- Special to The Washington Times - Friday, November 2, 2012

On a typical work day in San Francisco, at least 27 private employers are picking up workers in shuttle buses — complete with cushioned seats and WiFi — at more than 200 stops across the city. The transit option is a booming private enterprise that reduces traffic congestion and air pollution.

Some in the city want to snuff it out, San Francisco-style, with government regulations and fees.

San Francisco Supervisor John Avalos wants to eliminate the cushy private shuttles and charge employers to use the Municipal Transit Agency’s spartan buses, according to the San Francisco Examiner.

“Their rapid growth makes it clear that we need sensible city policy to prevent this from growing into an unregulated Wild West era of shuttles competing with Muni for curb space,” said Mr. Avalos.

In other words, the private sector is too successful. It made the fatal mistake of outshining the master. In this case, the master is city government; and, in San Francisco, that is one powerful master indeed.

Mr. Avalos, as ignorant of basic economic principles as he may seem, does understand one thing: Consumers like choices. To keep the private shuttles from stealing public transit’s customers, take them out. Eliminate competition and win — the Tonya Harding way.
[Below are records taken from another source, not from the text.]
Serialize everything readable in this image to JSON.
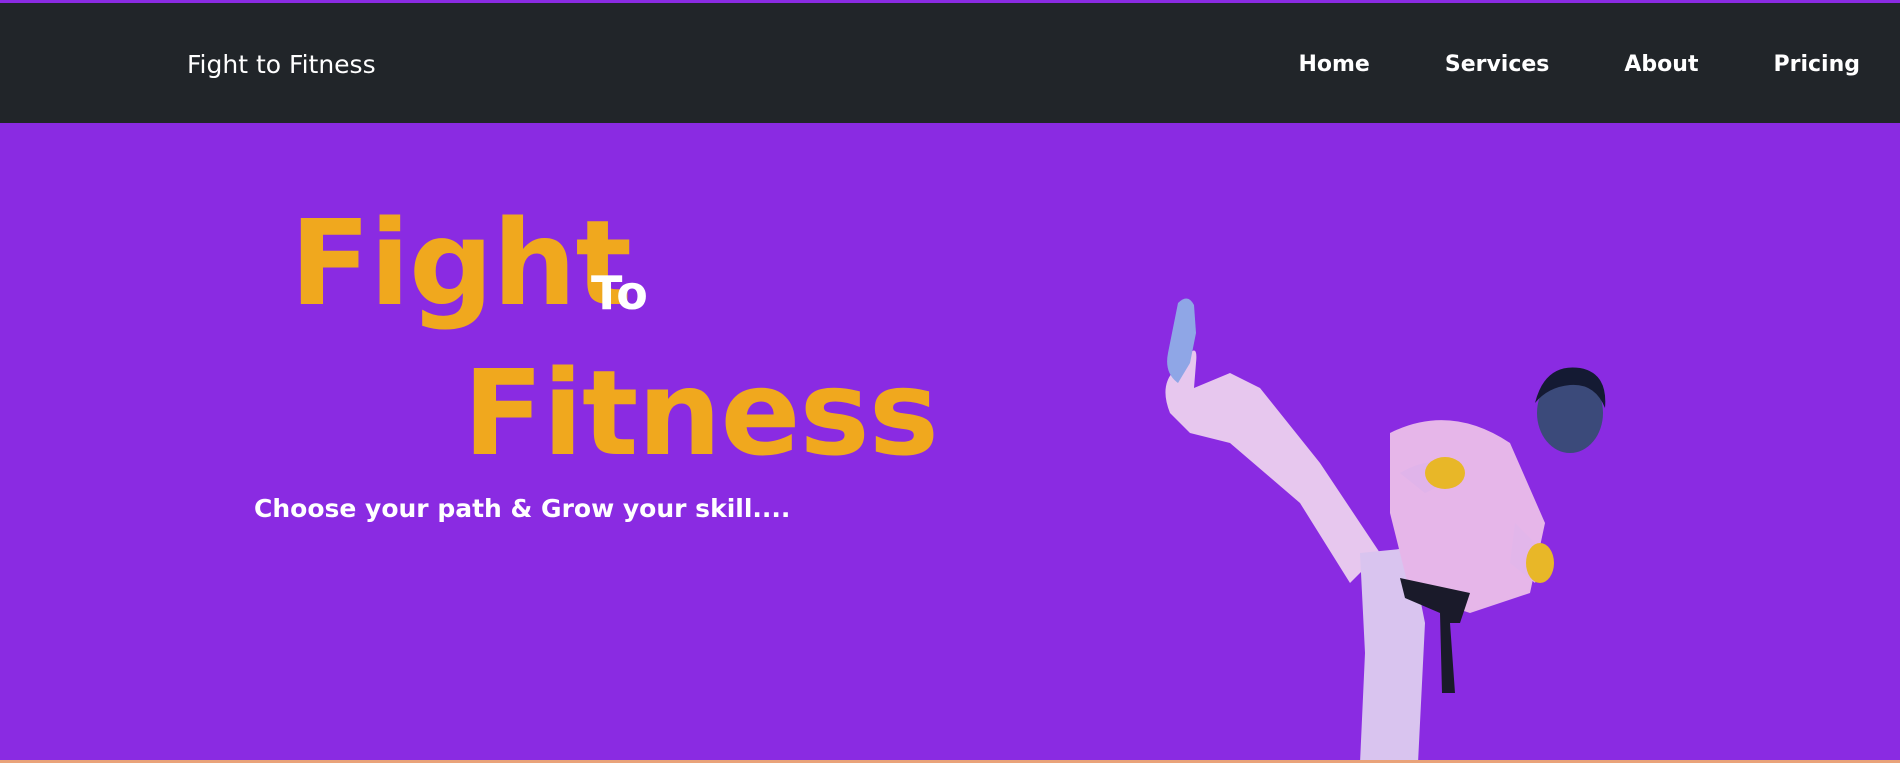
{
  "navbar": {
    "brand": "Fight to Fitness",
    "links": [
      {
        "label": "Home"
      },
      {
        "label": "Services"
      },
      {
        "label": "About"
      },
      {
        "label": "Pricing"
      }
    ]
  },
  "hero": {
    "title_fight": "Fight",
    "title_to": "To",
    "title_fitness": "Fitness",
    "tagline": "Choose your path & Grow your skill...."
  },
  "colors": {
    "navbar_bg": "#212529",
    "hero_bg": "#8a2be2",
    "accent": "#f0a81e",
    "text": "#ffffff"
  }
}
City officials have offered plenty of excuses for why the private shuttle system needs more rules. But they all fall flat.

For example, shuttles sometimes pick up passengers at Muni stops, which is against the law. Some politicians want people to believe that this happens all the time, and that it creates chaos on the streets.

“They are great for a lot of different reasons, but they are also jamming up traffic, idling in front of people’s homes,” Supervisor Mark Farrell told the Examiner.

But private shuttles already consult with Muni to avoid overlap, Municipal Transportation Agency spokesman Paul Rose told the San Francisco Chronicle. And that system seems to work just fine.

In fact, Muni’s own study reported overlap as rare – occurring just once every three hours. Since shuttles stop for only a minute or so to pick up passengers, they hardly create traffic problems. Rather, the shuttles actually keep traffic flowing.

More than 80 percent of commuters surveyed by the San Francisco County Transportation Authority said that, without the shuttles, they would have to drive to work or move out of the city.

A city government should not encourage residents to flee. And San Francisco should do all it can to keep additional cars off the road. The TomTom North American Congestion Index ranked San Francisco the sixth worst city on the continent for traffic congestion in 2012.

Another excuse that makes no sense: Mr. Avalos complained that housing costs have risen around popular shuttle stops. Um, yeah. When the value of something increases, the price increases — as it should. That’s not a problem, it’s how the free market works.

The city should learn from past bouts with price-fixing. In January, San Francisco raised its minimum wage to $10.24 per hour. In March, Subway restaurants   stopped selling $5 footlong subs there because of it.

Rules cannot change what something actually costs. When government artificially raises the price of labor, others bear the cost of higher wages.Government meddling doesn’t solve the problem; it often makes it worse.

Just like telling a company what its employees’ work is worth, punishing a private business for outperforming a public agency oversteps a government’s authority. If Muni wants a piece of the shuttle bus business, it should achieve that by improving its own service — not by diminishing a rival resource residents really need.